The Alliance, she explains, was formed to support new farmers - whether they're young or getting into farming later in life for the first time.
"We started in the fall of 2010 with a handful of small farmers lamenting that there was no organization devoted to the needs of small-scale farmers and decided to create an organization that would do just that," she says. "Our mission is to provide networking opportunities among small-scale growers. We do a series of monthly farm tours and potlucks - you can learn a lot just by seeing different farms and operations.
"There's been a resurgence in farming, in sustainable agriculture in New England that a lot of young people are interested in," Mitchell adds. "It tends to be smaller in scale, organically produced, and marketed directly to the consumer.
"For a lot of us," she stresses, "we didn't grow up in farm families, don't have a farming background, don't have land we're inheriting, weren't raised in Connecticut, so there's a need for a network versus the established farmers that have been here for generations."

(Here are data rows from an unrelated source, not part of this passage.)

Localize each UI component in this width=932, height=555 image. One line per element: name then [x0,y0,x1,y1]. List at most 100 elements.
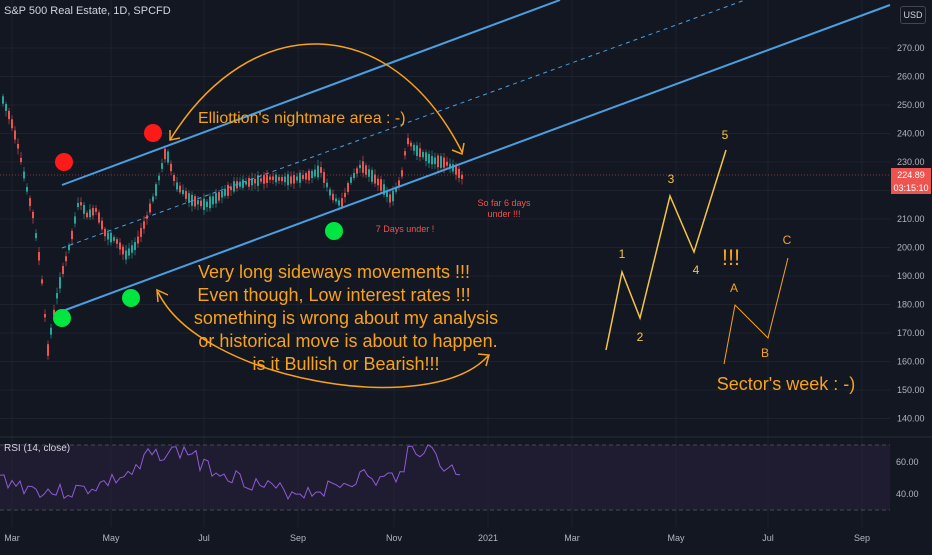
candle-body [350,177,352,183]
candle-body [227,184,229,196]
so-far-text-1[interactable]: So far 6 days [477,198,531,208]
candle-body [56,292,58,299]
time-tick-label: 2021 [478,533,498,543]
currency-button[interactable]: USD [900,6,926,24]
price-tick-label: 260.00 [897,72,925,82]
candle-body [170,163,172,172]
candle-body [41,279,43,284]
candle-body [272,176,274,180]
candle-body [248,178,250,187]
candle-body [239,181,241,187]
impulse-wave[interactable] [605,149,727,351]
green-marker[interactable] [53,309,71,327]
wave-label: A [730,281,738,295]
rsi-indicator-label[interactable]: RSI (14, close) [4,443,71,454]
note-block[interactable]: Very long sideways movements !!! Even th… [194,262,498,374]
red-marker[interactable] [55,153,73,171]
candle-body [74,216,76,224]
red-marker[interactable] [144,124,162,142]
top-arc-arrow-right [451,142,465,156]
candle-body [296,176,298,181]
seven-days-text[interactable]: 7 Days under ! [376,224,435,234]
rsi-axis: 60.00 40.00 [896,457,919,499]
candle-body [206,201,208,208]
bottom-arc-arrow-right [477,353,490,367]
exclaim-text[interactable]: !!! [722,245,740,270]
candle-body [365,165,367,175]
candle-body [299,172,301,183]
wave-label: 3 [668,172,675,186]
candle-body [392,190,394,202]
candle-body [131,245,133,253]
so-far-text-2[interactable]: under !!! [487,209,520,219]
candle-body [383,184,385,195]
sector-week-text[interactable]: Sector's week : -) [717,374,855,394]
candle-body [107,232,109,240]
candle-body [125,250,127,260]
candle-body [194,196,196,207]
top-arc [169,43,463,153]
trend-channel[interactable] [59,0,891,313]
wave-label: 5 [722,128,729,142]
candle-body [416,145,418,156]
candle-body [359,164,361,169]
candle-body [317,165,319,178]
candle-body [119,242,121,250]
candle-body [32,211,34,219]
candle-body [20,157,22,163]
candle-body [26,187,28,192]
candle-body [11,119,13,129]
green-marker[interactable] [122,289,140,307]
candle-body [395,188,397,192]
candle-body [308,170,310,181]
corrective-wave[interactable] [723,257,789,365]
candle-body [401,170,403,177]
price-axis[interactable]: 270.00260.00250.00240.00230.00220.00210.… [897,43,925,424]
candle-body [14,130,16,140]
candle-body [164,148,166,160]
candle-body [68,244,70,251]
candle-body [155,184,157,196]
candle-body [443,157,445,168]
candle-body [428,153,430,164]
wave-label: 4 [693,263,700,277]
candle-body [434,157,436,165]
candle-body [122,246,124,255]
candle-body [269,176,271,180]
candle-body [179,185,181,193]
channel-lower-line [59,4,891,313]
countdown-badge [891,181,931,194]
rsi-level-label: 40.00 [896,489,919,499]
green-marker[interactable] [325,222,343,240]
price-tick-label: 210.00 [897,214,925,224]
candle-body [326,182,328,188]
candle-body [287,174,289,186]
candle-body [98,212,100,223]
candle-body [8,110,10,120]
last-price-badge [891,168,931,181]
candle-body [311,171,313,178]
candle-body [116,239,118,244]
nightmare-text[interactable]: Elliottion's nightmare area : -) [198,110,406,127]
time-axis[interactable]: Mar May Jul Sep Nov 2021 Mar May Jul Sep [4,533,870,543]
candle-body [215,193,217,204]
symbol-header[interactable]: S&P 500 Real Estate, 1D, SPCFD [4,5,171,17]
candle-body [368,169,370,177]
candle-body [347,183,349,192]
impulse-labels: 1 2 3 4 5 [619,128,729,344]
price-tick-label: 160.00 [897,357,925,367]
candle-body [71,230,73,240]
candle-body [245,181,247,185]
time-tick-label: Sep [854,533,870,543]
note-line: or historical move is about to happen. [198,331,497,351]
candle-body [281,177,283,182]
candle-body [431,156,433,165]
price-tick-label: 230.00 [897,157,925,167]
corrective-labels: A B C [730,233,792,360]
candle-body [35,233,37,239]
candle-body [314,169,316,177]
price-tick-label: 150.00 [897,385,925,395]
candle-body [419,148,421,158]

Mitchell says a lot of her friends who have managed farms for other individuals and non-profits are now going out on their own and are trying to make a go of it full-time, which has its challenges.
"This is our only income; we don't work second jobs. This is increasingly less common," she points out. "Only 47 percent of farmers in Connecticut farm full-time, the rest are part-time. They're trying to build this network so they can have a successful and viable business and make enough money to support themselves, raise children, buy a house, and have money for retirement."
Mitchell says of Dinners at The Farm, "I love this event. As a grower, one of the most rewarding things to see is how chefs use our products and how inventive Jonathan and his team is at putting dishes together. It's the most delicious food … the menus are so diversified."
In response to the cost to attend the dinners, Mitchell says, "Now that I have seen the fact that they get there at 9 in the morning and do prep work all day long (I realize) it's an entire day-long process of many people coming together to make this dinner possible. Only when I saw it did I realize this is exactly what it needs to cost. The food is so high quality. It's worth every single penny."
¾ pound fresh fish (recommended: sword, tuna, fluke, bass, squid, scallop, shrimp)
1 pint cherry tomatoes, cut in half
1 cucumber, diced or sliced
1 green onion, thinly sliced
2 ears of corn, grilled or roasted and cut off the cob
1 sweet pepper-thinly sliced
1 tbsp. spices such as toasted or ground cumin, coriander, cloves, cinnamon, sesame seeds
2 tbsp. hot sauce, preferably homemade or chipotle Tabasco
Toss vegetables in herbs lightly with a little olive oil, lime juice and salt.
Dress seafood with half the spice mix, salt and lime juice
To plate — spoon 1 tbsp. of hot sauce on plate, pile salad on top and garnish with seafood. Finish with pinch of spices and herbs.
1 pound hot peppers (stemmed)
½ cup sugar
¼ cup salt
1 cup cider vinegar
3 cloves garlic
1 cup water
Bring all to a boil; simmer for 20 minutes; puree and adjust to taste.